Склероз
В воскресенье утром капитан Иллариошкин выехал на собственном «Москвиче» на базар. Автомобиль, посещение рынка и преферанс - едва ли не все, что принадлежало персонально Элему Кузьмичу на этом, так сказать, широком, вольном свете, и было полностью защищено от постороннего вмешательства, даже собственной жены.
Элем Кузьмич не без удовольствия походил по рядам и, набив полную сумку провиантом, сел в троллейбус и отбыл в направлении дома.
Воскресенье капитан провел вполне по-людски, отдыхая: перечитал газеты, пропустил рюмочку за обедом и три стопарика во время игры в преферанс, который по традиции расписал с двумя гражданскими лицами - соседями и своим лучшим другом - Викентием Дрыгайло, майором, заведующим неврологическим отделением гарнизонного госпиталя. И когда утречком в понедельник, бодрый и до синевы выбритый, он вышел из дому, то с величайшим изумлением обнаружил - «Москвича» на привычном месте не оказалось! Элем Кузьмич оббежал вокруг дома, пошарил в подворотнях всего квартала, надеясь, что все это просто какой-то кошмарный сон и дурацкая шутка кого-то из многочисленных приятелей, и вдруг с ужасом осознал: его единственная подлинная любовь - украдена.
Полдня Иллариошкина невозможно было узнать. Обычно мягкий, корректный и обходительный, он как бешеный пес бросался на подчиненных, угощая их несправедливыми дисциплинарными взысканиями. Наконец, долгожданный звонок из милиции утихомирил зверя: его лимузин, целехонький и невредимый, даже с закрытыми на ключ дверцами, нашли на стоянке возле рынка.
Буйная радость Иллариошкина мгновенно сменилась бесконечной растерянностью - он вдруг вспомнил, что вчера сам забыл автомобиль у рынка! Совершенно ошалевший Элем Кузьмич как будто со стороны увидел собственное изображение: кругленького, маленького, стареющего, хотя и по сути еще моложавого воина. Вот он - проклятый холестерин, расплата за сало и другую обильную закуску на многочисленных пьянках, с ужасом размышлял капитан, и пронзительное и обидное до слез прозрение, словно пуля, попавшая в незащищенное сознание, вещало: получите, товарищ капитан, ваш склероз!
Очень скоро черный, словно солдатский сапог, Иллариошкин, появился перед ясным взором Дрыгайло.
- Спаси меня, Викентий! - взмолился Элем слабеющим, равнодушным ко всему земному голосом, - я тяжело занемог.
- Что, что? - нервно подскочил заведующий неврологическим отделением и, дергаясь, засеменил туда-сюда по кабинету. - Если ты, могучий, как дуб, козарлюга, тяжело больной, то я, гы-гы - давно помер, а вся наша армия лежит в реанимации! Гы-гы-гы! Какой прохвост внушил тебе эту ерунду?!

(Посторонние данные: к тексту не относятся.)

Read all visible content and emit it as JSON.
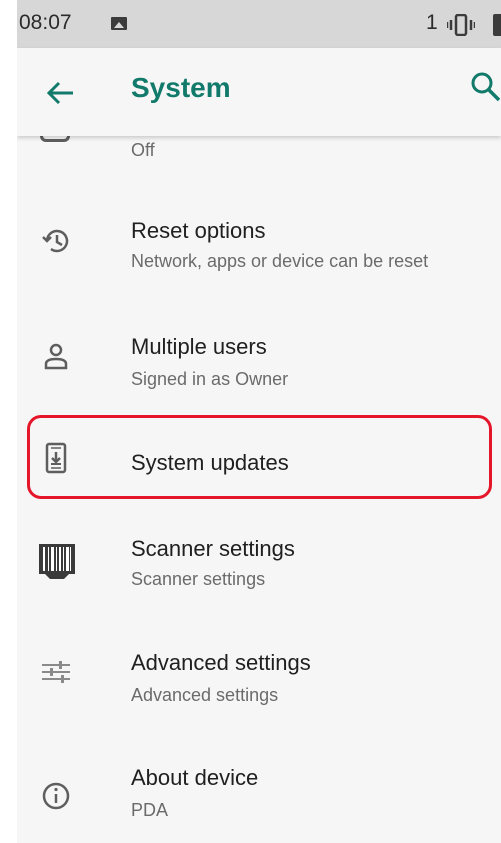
{
  "status_bar": {
    "time": "08:07",
    "notification_count": "1"
  },
  "app_bar": {
    "title": "System"
  },
  "partial_item": {
    "subtitle": "Off"
  },
  "items": [
    {
      "title": "Reset options",
      "subtitle": "Network, apps or device can be reset",
      "icon": "reset-history-icon"
    },
    {
      "title": "Multiple users",
      "subtitle": "Signed in as Owner",
      "icon": "person-icon"
    },
    {
      "title": "System updates",
      "subtitle": "",
      "icon": "system-update-icon"
    },
    {
      "title": "Scanner settings",
      "subtitle": "Scanner settings",
      "icon": "barcode-scanner-icon"
    },
    {
      "title": "Advanced settings",
      "subtitle": "Advanced settings",
      "icon": "sliders-icon"
    },
    {
      "title": "About device",
      "subtitle": "PDA",
      "icon": "info-icon"
    }
  ],
  "highlight": {
    "color": "#e5162a",
    "target": "System updates"
  },
  "colors": {
    "accent": "#127a6a",
    "status_bar": "#d7d7d7",
    "background": "#f6f6f6"
  }
}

- Что правда, то правда, Викеша, - заскулил забывчивый автомобилист и, не решаясь открыться перед другом, соврал, что в последнее время регулярно забывает приказы командира.
- Наплюй на все это,
К-к-кузьмич, - привычно заикаясь и, как и положено истинному невропатологу, дергаясь, прошипел Дрыгайло, - много на себя берешь! Больше работы перекладывай на подчиненных - все будет в п-п-порядке! И, вообще, о каком склерозе может идти речь, если человек пять лет до мелочей помнит, кто, кому и сколько должен по карточным долгам? Ведь так, Элем?!

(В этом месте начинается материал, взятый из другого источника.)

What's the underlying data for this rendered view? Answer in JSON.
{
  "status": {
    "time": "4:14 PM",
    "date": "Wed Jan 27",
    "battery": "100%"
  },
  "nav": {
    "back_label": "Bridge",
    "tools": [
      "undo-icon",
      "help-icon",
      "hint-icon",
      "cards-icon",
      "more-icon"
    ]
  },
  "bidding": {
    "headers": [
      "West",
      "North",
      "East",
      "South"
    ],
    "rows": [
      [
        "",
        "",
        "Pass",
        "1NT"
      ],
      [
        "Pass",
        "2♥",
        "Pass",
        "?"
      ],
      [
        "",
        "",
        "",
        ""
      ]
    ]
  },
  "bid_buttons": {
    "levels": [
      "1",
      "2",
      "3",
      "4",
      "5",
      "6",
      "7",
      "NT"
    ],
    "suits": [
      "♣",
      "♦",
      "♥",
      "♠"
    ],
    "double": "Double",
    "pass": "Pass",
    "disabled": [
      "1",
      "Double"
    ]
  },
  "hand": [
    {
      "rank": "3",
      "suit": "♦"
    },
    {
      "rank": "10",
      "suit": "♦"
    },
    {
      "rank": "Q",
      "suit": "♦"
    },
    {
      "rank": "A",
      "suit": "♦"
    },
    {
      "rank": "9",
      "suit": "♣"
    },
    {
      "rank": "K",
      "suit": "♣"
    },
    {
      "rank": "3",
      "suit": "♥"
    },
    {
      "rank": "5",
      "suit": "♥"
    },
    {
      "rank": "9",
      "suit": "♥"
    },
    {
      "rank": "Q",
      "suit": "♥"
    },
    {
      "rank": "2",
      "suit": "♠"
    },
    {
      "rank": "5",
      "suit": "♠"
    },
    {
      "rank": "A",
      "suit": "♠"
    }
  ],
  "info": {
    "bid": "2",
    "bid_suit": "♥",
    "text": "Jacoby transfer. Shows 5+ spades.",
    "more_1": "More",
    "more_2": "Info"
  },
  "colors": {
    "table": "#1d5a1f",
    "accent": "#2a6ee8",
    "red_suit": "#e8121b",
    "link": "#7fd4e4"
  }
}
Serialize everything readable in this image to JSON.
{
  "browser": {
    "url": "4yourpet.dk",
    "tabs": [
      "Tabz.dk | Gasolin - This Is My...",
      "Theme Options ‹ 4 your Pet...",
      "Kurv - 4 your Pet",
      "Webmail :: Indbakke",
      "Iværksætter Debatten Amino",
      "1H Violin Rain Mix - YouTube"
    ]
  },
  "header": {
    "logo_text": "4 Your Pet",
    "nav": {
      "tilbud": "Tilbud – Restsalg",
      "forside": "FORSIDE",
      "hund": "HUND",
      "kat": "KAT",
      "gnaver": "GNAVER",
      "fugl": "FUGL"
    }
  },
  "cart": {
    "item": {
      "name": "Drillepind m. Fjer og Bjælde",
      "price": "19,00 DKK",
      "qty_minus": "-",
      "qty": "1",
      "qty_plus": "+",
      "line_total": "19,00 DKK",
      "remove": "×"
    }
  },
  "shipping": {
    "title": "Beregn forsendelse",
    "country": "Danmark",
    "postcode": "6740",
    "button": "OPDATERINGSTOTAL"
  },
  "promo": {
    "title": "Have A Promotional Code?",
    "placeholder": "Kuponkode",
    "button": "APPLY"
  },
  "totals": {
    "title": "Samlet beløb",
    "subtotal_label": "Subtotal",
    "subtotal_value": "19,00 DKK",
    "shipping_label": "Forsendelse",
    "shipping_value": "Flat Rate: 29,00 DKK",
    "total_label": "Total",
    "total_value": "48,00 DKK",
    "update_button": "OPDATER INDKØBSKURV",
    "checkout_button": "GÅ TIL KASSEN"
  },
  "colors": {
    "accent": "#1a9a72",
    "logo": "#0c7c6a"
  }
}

У капитана Иллариошкина отлегло от сердца. Он действительно фотографически помнил все карточные и водочные долги своей преферансной компании.
- Спасибо, дружище, - промолвил он уже уверенно, - ты тысячу раз прав - я таки несколько переутомился...
Элем Кузьмич молча постоял, размышляя, затем, четко чеканя слова, будто командуя «раз», «пас», «мизер», провозгласил:
- Так, сейчас поеду на машине на базар, затем немножечко отдохну, а вечером - снова на службу, на боевое дежурство!